The reason for pulling a grade at higher RPM is to keep the water pump spinning faster, thus moving moving coolant through the engine faster.
A hydraulically-driven fan is not normally RPM dependent.
Ray, I'm sorry but what you have posted here is just not correct.

Yes, the Allison transmission will eventually downshift by itself on a grade, but that approach has a fatal flaw. The transmission cannot anticipate anything, it can only react to something that has already happened. By anticipating a grade ahead, I can manually downshift to fifth gear at 65 mph just as I get into the bottom of the grade. That puts my engine right around 1,950 RPM, just approaching the peak of its horsepower curve. If I wait and let the transmission shift by itself, I end up way behind the power curve, lugging at a lower RPM. It is horsepower that gets you up a grade at a good speed, not torque.

And you certainly do not want your engine lugging down at the peak torque RPM on a long grade. In my engine (400 HP Cummins ISL) that is only 1,400 RPM. Lugging the engine that slowly is a sure-fire recipe for an overheat condition.

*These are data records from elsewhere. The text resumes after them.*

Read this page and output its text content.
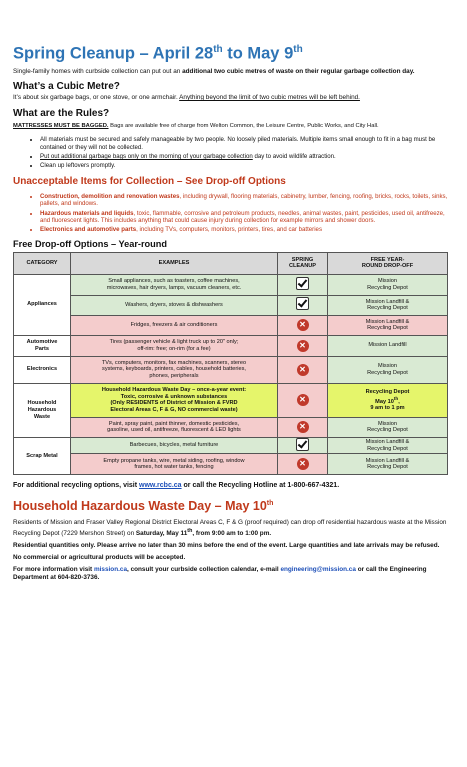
Spring Cleanup – April 28th to May 9th

Single-family homes with curbside collection can put out an additional two cubic metres of waste on their regular garbage collection day.

What’s a Cubic Metre?

It’s about six garbage bags, or one stove, or one armchair. Anything beyond the limit of two cubic metres will be left behind.

What are the Rules?

MATTRESSES MUST BE BAGGED. Bags are available free of charge from Welton Common, the Leisure Centre, Public Works, and City Hall.

• All materials must be secured and safely manageable by two people. No loosely piled materials. Multiple items small enough to fit in a bag must be contained or they will not be collected.
• Put out additional garbage bags only on the morning of your garbage collection day to avoid wildlife attraction.
• Clean up leftovers promptly.
Unacceptable Items for Collection – See Drop-off Options
• Construction, demolition and renovation wastes, including drywall, flooring materials, cabinetry, lumber, fencing, roofing, bricks, rocks, toilets, sinks, pallets, and windows.
• Hazardous materials and liquids, toxic, flammable, corrosive and petroleum products, needles, animal wastes, paint, pesticides, used oil, antifreeze, and fluorescent lights. This includes anything that could cause injury during collection for example mirrors and shower doors.
• Electronics and automotive parts, including TVs, computers, monitors, printers, tires, and car batteries
Free Drop-off Options – Year-round
CATEGORY	EXAMPLES	SPRING
CLEANUP	FREE YEAR-
ROUND DROP-OFF
Appliances	Small appliances, such as toasters, coffee machines,
microwaves, hair dryers, lamps, vacuum cleaners, etc.		Mission
Recycling Depot
	Washers, dryers, stoves & dishwashers		Mission Landfill &
Recycling Depot
	Fridges, freezers & air conditioners	✕	Mission Landfill &
Recycling Depot
Automotive
Parts	Tires (passenger vehicle & light truck up to 20" only;
off-rim: free; on-rim (for a fee)	✕	Mission Landfill
Electronics	TVs, computers, monitors, fax machines, scanners, stereo
systems, keyboards, printers, cables, household batteries,
phones, peripherals	✕	Mission
Recycling Depot
Household
Hazardous
Waste	Household Hazardous Waste Day – once-a-year event:
Toxic, corrosive & unknown substances
(Only RESIDENTS of District of Mission & FVRD
Electoral Areas C, F & G, NO commercial waste)	✕	Recycling Depot
May 10th,
9 am to 1 pm
	Paint, spray paint, paint thinner, domestic pesticides,
gasoline, used oil, antifreeze, fluorescent & LED lights	✕	Mission
Recycling Depot
Scrap Metal	Barbecues, bicycles, metal furniture		Mission Landfill &
Recycling Depot
	Empty propane tanks, wire, metal siding, roofing, window
frames, hot water tanks, fencing	✕	Mission Landfill &
Recycling Depot

For additional recycling options, visit www.rcbc.ca or call the Recycling Hotline at 1-800-667-4321.

Household Hazardous Waste Day – May 10th

Residents of Mission and Fraser Valley Regional District Electoral Areas C, F & G (proof required) can drop off residential hazardous waste at the Mission Recycling Depot (7229 Mershon Street) on Saturday, May 11th, from 9:00 am to 1:00 pm.

Residential quantities only. Please arrive no later than 30 mins before the end of the event. Large quantities and late arrivals may be refused.

No commercial or agricultural products will be accepted.

For more information visit mission.ca, consult your curbside collection calendar, e-mail engineering@mission.ca or call the Engineering Department at 604-820-3736.
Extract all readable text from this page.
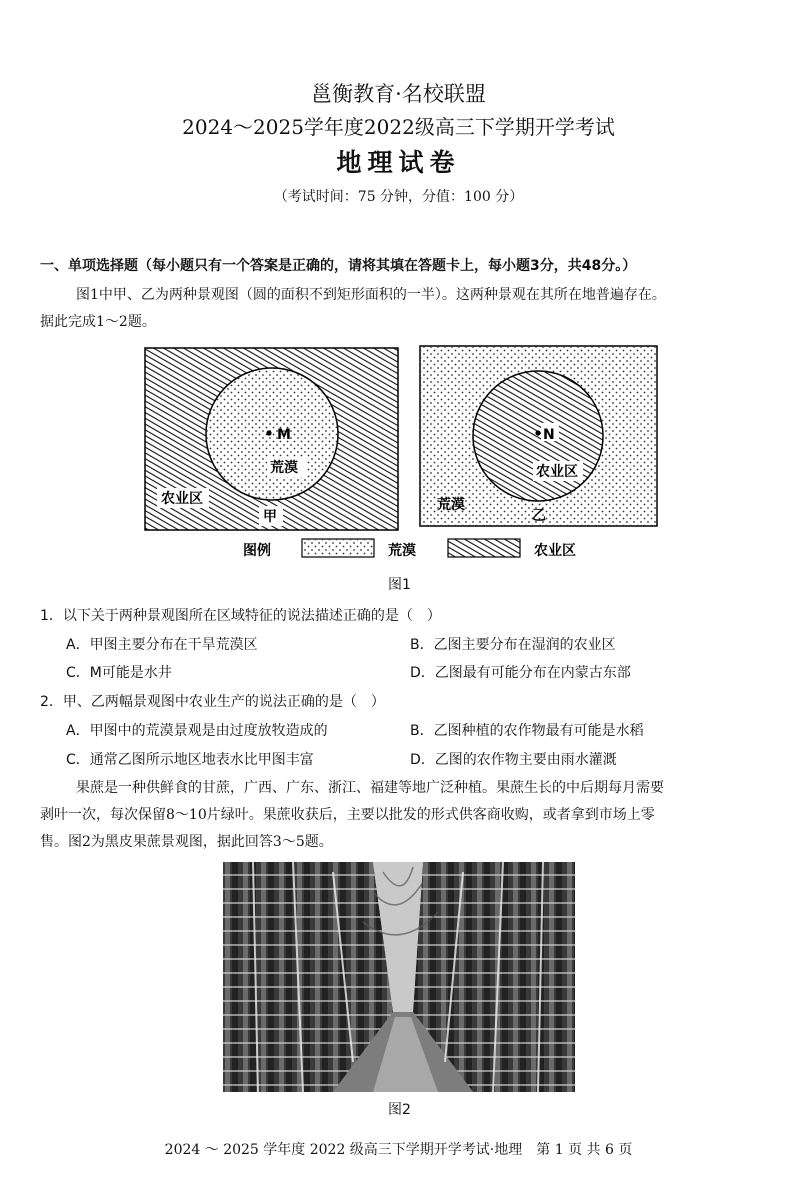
邕衡教育·名校联盟
2024～2025学年度2022级高三下学期开学考试
地理试卷
（考试时间：75 分钟，分值：100 分）
一、单项选择题（每小题只有一个答案是正确的，请将其填在答题卡上，每小题3分，共48分。）
图1中甲、乙为两种景观图（圆的面积不到矩形面积的一半）。这两种景观在其所在地普遍存在。
据此完成1～2题。
M
荒漠
农业区
甲
N
农业区
荒漠
乙
图例	荒漠	农业区
图1
1．以下关于两种景观图所在区域特征的说法描述正确的是（　）
A．甲图主要分布在干旱荒漠区	B．乙图主要分布在湿润的农业区
C．M可能是水井	D．乙图最有可能分布在内蒙古东部
2．甲、乙两幅景观图中农业生产的说法正确的是（　）
A．甲图中的荒漠景观是由过度放牧造成的	B．乙图种植的农作物最有可能是水稻
C．通常乙图所示地区地表水比甲图丰富	D．乙图的农作物主要由雨水灌溉
果蔗是一种供鲜食的甘蔗，广西、广东、浙江、福建等地广泛种植。果蔗生长的中后期每月需要
剥叶一次，每次保留8～10片绿叶。果蔗收获后，主要以批发的形式供客商收购，或者拿到市场上零
售。图2为黑皮果蔗景观图，据此回答3～5题。
图2
2024 ～ 2025 学年度 2022 级高三下学期开学考试·地理　第 1 页 共 6 页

With regard to the hydraulically-driven engine cooling fan speed, it is directly related to the engine speed. That fan is driven by the power steering pump. Run the pump faster and the fan RPM is faster. To demonstrate this, here are the target high fan speeds from Freightliner for the side-radiator, hydraulic fan setup:
  • Engine at idle - Fan Speed 640 RPM
  • 1,400 Engine RPM - Fan Speed 1,340 RPM
  • 2,100 Engine RPM - Fan Speed 2,030 RPM
  • 2,380 Engine RPM (WOT) - Fan Speed 2,240 RPM

In addition to running the fan faster, there are other benefits to running at a higher RPM on a long grade.
  • Better Cooling - Water pump runs faster
  • Better Cooling - Cooling fan runs faster
  • Better Cooling - Engine not lugging at a low RPM
  • Better Performance - Engine RPM is up near the peak of it's HP curve

Believe me, I have studied this at length as I dealt the a lot of overheating issues in our Mandalay. I've consulted with industry experts, both at Freightliner and at Source Engineering out in Oregon. I installed the Source Engineering Thermal Valve Conversion (the wax valve) on our coach because the Sauer-Danfoss electronic fan control was a constant source of trouble. That conversion fixed most of our overheating issues. A new Source Engineering High Performance radiator later this fall will fix it completely.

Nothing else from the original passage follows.